そのうえで規則は、デジタルを使えない人への手当てを、手続の各段階にあらかじめ組み込んでいます。
| 手続の段階 | 取りこぼしを防ぐ仕組み |
|---|---|
| 書類の提出 | 代理人を立てていない当事者は、紙のフォームで提出できる。裁判所がそれをデジタルシステムへ取り込む |
| 手続の進行中 | 通知は紙で受け取ることを選べる |
| デジタルサービスの中身 | 平易な言葉のガイダンス、障害や個別のニーズへの合理的配慮、操作の支援、非デジタルの代替手段の用意が義務づけられている |
| 手続の枠組み全体 | 裁判所は、正義の実現に必要と判断すれば「もはやオンライン手続としない」と命じ、通常の規則に戻せる |
デジタルを標準経路に据えることと、デジタルを使えない人に経路を残すことは、両立しないものではありません。標準を決めたうえで、そこから外れる人のための道筋を制度として設計しておく。この二段構えが、英国の規則の特徴です。
出典・参照:
日本企業への示唆
自社の申請・承認プロセスがうまく回らないとき、まず見るべきは、ツールの機能ではなく「手続きルール」の側です。
自社の稟議規程や申請様式は、いつ作られたものでしょうか。紙で回していた時代の記入欄、決裁の順序、例外処理の条文が、そのままシステムに移されていないでしょうか。「システムに項目がないからメールで補足する」という運用が生まれているなら、それは規程と様式の側が、まだデジタルを前提に作り直されていないサインです。
英国の事例は、司法という一見制度を変えにくい領域でも、規則の側を作り直すという選択がありうることを示しています。日本企業がそのまま同じことをできるわけではありませんし、英国と日本の制度を同一視することもできないでしょう。
しかし、「画面を足す」で止まっている限り、二重運用はなくなりません。ルールをデジタル前提で作り替えることを考えない限り、根本的な問題は解決しないのです。ただし、それは、デジタルが苦手な人を切り捨てることと同じではない、という点も、英国の設計から読み取れるのではないでしょうか。

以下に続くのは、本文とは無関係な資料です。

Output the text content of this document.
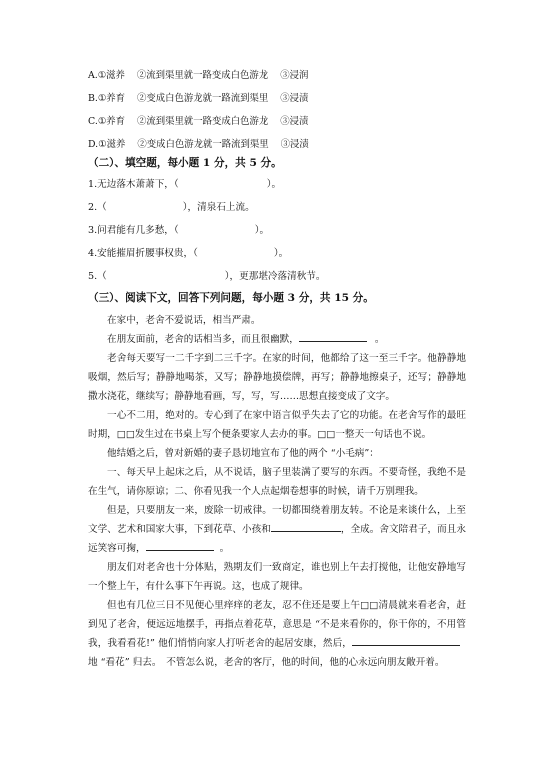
A.①滋养 ②流到渠里就一路变成白色游龙 ③浸润
B.①养育 ②变成白色游龙就一路流到渠里 ③浸渍
C.①养育 ②流到渠里就一路变成白色游龙 ③浸渍
D.①滋养 ②变成白色游龙就一路流到渠里 ③浸渍
（二）、填空题，每小题 1 分，共 5 分。
1.无边落木萧萧下，（	）。
2.（	），清泉石上流。
3.问君能有几多愁，（	）。
4.安能摧眉折腰事权贵，（	）。
5.（	），更那堪冷落清秋节。
（三）、阅读下文，回答下列问题，每小题 3 分，共 15 分。
在家中，老舍不爱说话，相当严肃。
在朋友面前，老舍的话相当多，而且很幽默，	。
老舍每天要写一二千字到二三千字。在家的时间，他都给了这一至三千字。他静静地吸烟，然后写；静静地喝茶，又写；静静地摸偿牌，再写；静静地擦桌子，还写；静静地撒水浇花，继续写；静静地看画，写，写，写……思想直接变成了文字。
一心不二用，绝对的。专心到了在家中语言似乎失去了它的功能。在老舍写作的最旺时期，□□发生过在书桌上写个便条要家人去办的事。□□一整天一句话也不说。
他结婚之后，曾对新婚的妻子恳切地宣布了他的两个 “小毛病”：
一、每天早上起床之后，从不说话，脑子里装满了要写的东西。不要奇怪，我绝不是在生气，请你原谅；二、你看见我一个人点起烟卷想事的时候，请千万别理我。
但是，只要朋友一来，废除一切戒律。一切都围绕着朋友转。不论是来谈什么，上至文学、艺术和国家大事，下到花草、小孩和	，全成。舍文陪君子，而且永远笑容可掬，	。
朋友们对老舍也十分体贴，熟期友们一致商定，谁也别上午去打搅他，让他安静地写一个整上午，有什么事下午再说。这，也成了规律。
但也有几位三日不见便心里痒痒的老友，忍不住还是要上午□□清晨就来看老舍，赶到见了老舍，便远远地摆手，再指点着花草，意思是 “不是来看你的，你干你的，不用管我，我看看花!” 他们悄悄向家人打听老舍的起居安康，然后，地 “看花” 归去。　不管怎么说，老舍的客厅，他的时间，他的心永远向朋友敞开着。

まとめ:DXは、画面を足すことではなく、ルールを組み替えること
英国のOnline Procedure Rules 2026が示したのは、オンライン化の焦点が「紙の手続きを画面へ移すこと」から「手続きのルールそのものをデジタル前提で作り直すこと」へ移った、ということです。
規則の側を書き直したからこそ、デジタルサービスは手続の付属物ではなく本体になりました。そして、その作り直しは、紙のフォーム提出や合理的配慮といった代替手段の設計と両立しています。
貴社の業務システムが現場で使われていないと感じるとき、問うべきは「どのツールに乗り換えるか」ではありません。「手続き・様式・承認ルール・例外処理の側が、デジタルを前提に作り直されているか」です。そして、その作り直しは、使えない人を締め出すこととは別に設計できます。この2つの視点を、自社のプロセスを見直す入口にしていただければと思います。